- Developer: Activision
- Publisher: Activision
- Producer: Brad Fregger
- Designer: Peter Kaminski
- Programmer: Russell Lieblich
- Composer: Russell Lieblich
- Platforms: Amstrad CPC, Apple II, Atari 8-bit, Commodore 64, MSX
- Release: 1985
- Genre: Music
- Modes: Seven Trials (beginner); Throne Quest (standard); Magic Carpet (practice);

= Master of the Lamps =

1985 video game

Master of the Lamps is a music video game published in 1985 by Activision. It was released for the Amstrad CPC, Apple II, Atari 8-bit computers, Commodore 64, and MSX.

==Plot==
The death of an Arabian prince's father, the king, shatters three enchanted oil lamps, freeing the three genies trapped within. The genies overrun the palace; to contain them, the prince must reassemble the three broken lamps. The player, in the role of the prince wearing a white thawb and red keffiyeh, must journey into the seven dens of each genie, as each den contains one of the lamp pieces.

==Gameplay==

Gameplay screenshot (Atari 8-bit)

Gameplay alternates between two modes. In the first, the prince maneuvers a flying carpet through a winding tunnel to a genie's den. In practice, this requires the player to direct the carpet over diamond-shaped gates as they appear; failure to do so returns the prince to the beginning of the tunnel.
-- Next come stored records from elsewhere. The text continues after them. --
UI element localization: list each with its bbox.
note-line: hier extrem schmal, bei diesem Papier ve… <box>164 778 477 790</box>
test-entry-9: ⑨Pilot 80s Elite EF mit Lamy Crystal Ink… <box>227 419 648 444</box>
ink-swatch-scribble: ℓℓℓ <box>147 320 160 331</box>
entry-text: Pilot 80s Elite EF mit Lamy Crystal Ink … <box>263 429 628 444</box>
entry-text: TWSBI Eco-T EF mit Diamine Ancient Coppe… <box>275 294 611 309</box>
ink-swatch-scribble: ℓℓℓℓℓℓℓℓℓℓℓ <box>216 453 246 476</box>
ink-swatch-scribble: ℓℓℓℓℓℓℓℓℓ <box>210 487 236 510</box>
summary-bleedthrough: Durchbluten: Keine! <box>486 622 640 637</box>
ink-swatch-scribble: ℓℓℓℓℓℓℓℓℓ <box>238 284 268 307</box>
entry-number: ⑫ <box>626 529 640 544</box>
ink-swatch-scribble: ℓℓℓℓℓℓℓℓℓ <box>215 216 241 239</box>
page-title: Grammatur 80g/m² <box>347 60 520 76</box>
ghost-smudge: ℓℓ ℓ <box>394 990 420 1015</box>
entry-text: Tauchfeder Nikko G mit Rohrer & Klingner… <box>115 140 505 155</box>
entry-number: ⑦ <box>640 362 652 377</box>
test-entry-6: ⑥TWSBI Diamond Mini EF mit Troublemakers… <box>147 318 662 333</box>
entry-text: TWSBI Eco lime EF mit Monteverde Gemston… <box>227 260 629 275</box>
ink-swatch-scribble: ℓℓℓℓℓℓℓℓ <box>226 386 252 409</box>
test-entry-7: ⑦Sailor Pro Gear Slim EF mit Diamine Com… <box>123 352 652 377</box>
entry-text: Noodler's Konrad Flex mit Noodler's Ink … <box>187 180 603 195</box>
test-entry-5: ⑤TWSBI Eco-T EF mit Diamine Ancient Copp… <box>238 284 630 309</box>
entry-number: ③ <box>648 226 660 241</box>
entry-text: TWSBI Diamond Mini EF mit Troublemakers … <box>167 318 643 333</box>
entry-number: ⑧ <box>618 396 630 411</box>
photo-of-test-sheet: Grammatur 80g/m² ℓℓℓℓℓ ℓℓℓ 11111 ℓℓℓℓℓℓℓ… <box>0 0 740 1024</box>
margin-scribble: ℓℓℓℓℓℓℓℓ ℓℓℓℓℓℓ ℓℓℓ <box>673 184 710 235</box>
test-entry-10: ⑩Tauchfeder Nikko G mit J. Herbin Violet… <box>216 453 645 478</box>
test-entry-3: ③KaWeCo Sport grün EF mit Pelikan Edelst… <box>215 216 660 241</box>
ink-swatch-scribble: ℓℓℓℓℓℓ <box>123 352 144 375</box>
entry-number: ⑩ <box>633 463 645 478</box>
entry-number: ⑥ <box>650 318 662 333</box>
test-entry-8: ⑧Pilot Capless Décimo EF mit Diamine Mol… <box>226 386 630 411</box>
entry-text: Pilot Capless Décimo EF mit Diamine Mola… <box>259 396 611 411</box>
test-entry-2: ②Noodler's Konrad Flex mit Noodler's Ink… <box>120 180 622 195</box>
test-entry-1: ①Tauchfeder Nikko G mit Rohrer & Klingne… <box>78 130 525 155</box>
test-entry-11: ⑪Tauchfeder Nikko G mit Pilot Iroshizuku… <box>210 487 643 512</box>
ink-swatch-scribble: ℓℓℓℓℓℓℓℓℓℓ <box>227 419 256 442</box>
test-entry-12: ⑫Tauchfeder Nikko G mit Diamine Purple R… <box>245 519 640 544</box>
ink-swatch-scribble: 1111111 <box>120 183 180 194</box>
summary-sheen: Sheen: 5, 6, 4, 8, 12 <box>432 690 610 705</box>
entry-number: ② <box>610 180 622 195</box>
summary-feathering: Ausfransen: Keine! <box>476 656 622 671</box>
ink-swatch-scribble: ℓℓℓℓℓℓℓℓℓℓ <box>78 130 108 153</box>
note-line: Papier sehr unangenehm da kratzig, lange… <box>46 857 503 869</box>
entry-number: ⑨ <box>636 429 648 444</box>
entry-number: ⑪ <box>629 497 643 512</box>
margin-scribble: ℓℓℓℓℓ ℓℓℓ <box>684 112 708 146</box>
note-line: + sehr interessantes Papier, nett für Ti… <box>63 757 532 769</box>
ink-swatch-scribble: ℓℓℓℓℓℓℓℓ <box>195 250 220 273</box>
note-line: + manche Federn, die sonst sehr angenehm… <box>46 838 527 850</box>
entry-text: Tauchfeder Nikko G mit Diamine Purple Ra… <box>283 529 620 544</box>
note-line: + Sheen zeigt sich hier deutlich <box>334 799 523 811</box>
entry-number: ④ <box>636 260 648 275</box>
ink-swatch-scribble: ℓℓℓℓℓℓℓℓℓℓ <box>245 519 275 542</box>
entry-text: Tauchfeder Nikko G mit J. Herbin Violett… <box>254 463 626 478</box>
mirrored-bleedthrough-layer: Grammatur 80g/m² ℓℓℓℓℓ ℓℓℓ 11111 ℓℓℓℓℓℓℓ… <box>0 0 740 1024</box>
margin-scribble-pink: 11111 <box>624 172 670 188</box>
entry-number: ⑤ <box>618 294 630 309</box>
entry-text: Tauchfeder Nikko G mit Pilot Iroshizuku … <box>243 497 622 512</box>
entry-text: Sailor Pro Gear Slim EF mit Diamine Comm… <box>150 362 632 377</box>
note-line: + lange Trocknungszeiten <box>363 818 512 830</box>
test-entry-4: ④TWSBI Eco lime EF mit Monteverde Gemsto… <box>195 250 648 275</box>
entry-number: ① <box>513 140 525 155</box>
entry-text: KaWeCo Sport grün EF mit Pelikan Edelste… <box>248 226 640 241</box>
Once in the den, the second mode, the player strikes a gong thrice to summon the genie. The genie draws from a hookah, and blows out a ball of smoke. From the smoke emerges a sequence of tones, which the player must repeat in a call-and-response pattern. In order to play a tone, the player must strike the corresponding gong. If the player strikes the incorrect gong, or strikes the correct gong too early, the genie's magic transports the prince to the beginning of the tunnel.

In the seven dens of the first genie, each tone is audible, and manifests as a colored quaver (eighth note) that floats toward the ground. In the seven dens of the second genie, the tone is inaudible, so the player must match the color of the note to the color of the corresponding gong. In the seven dens of the third genie, the tone is audible, but no note appears; the player must recognize the note's pitch, and strike the correct gong. When the player passes the trial, a gateway to another tunnel opens.

After passing the musical trials of the three genies, the player navigates one final tunnel to the palace. If the player succeeds, the prince reclaims the palace.

==Reception==
Antic in 1986 called Master of the Lamps an "offbeat game program with a number of unique elements". While stating that "it does become a little monotonous", the magazine approved of the non-violent gameplay.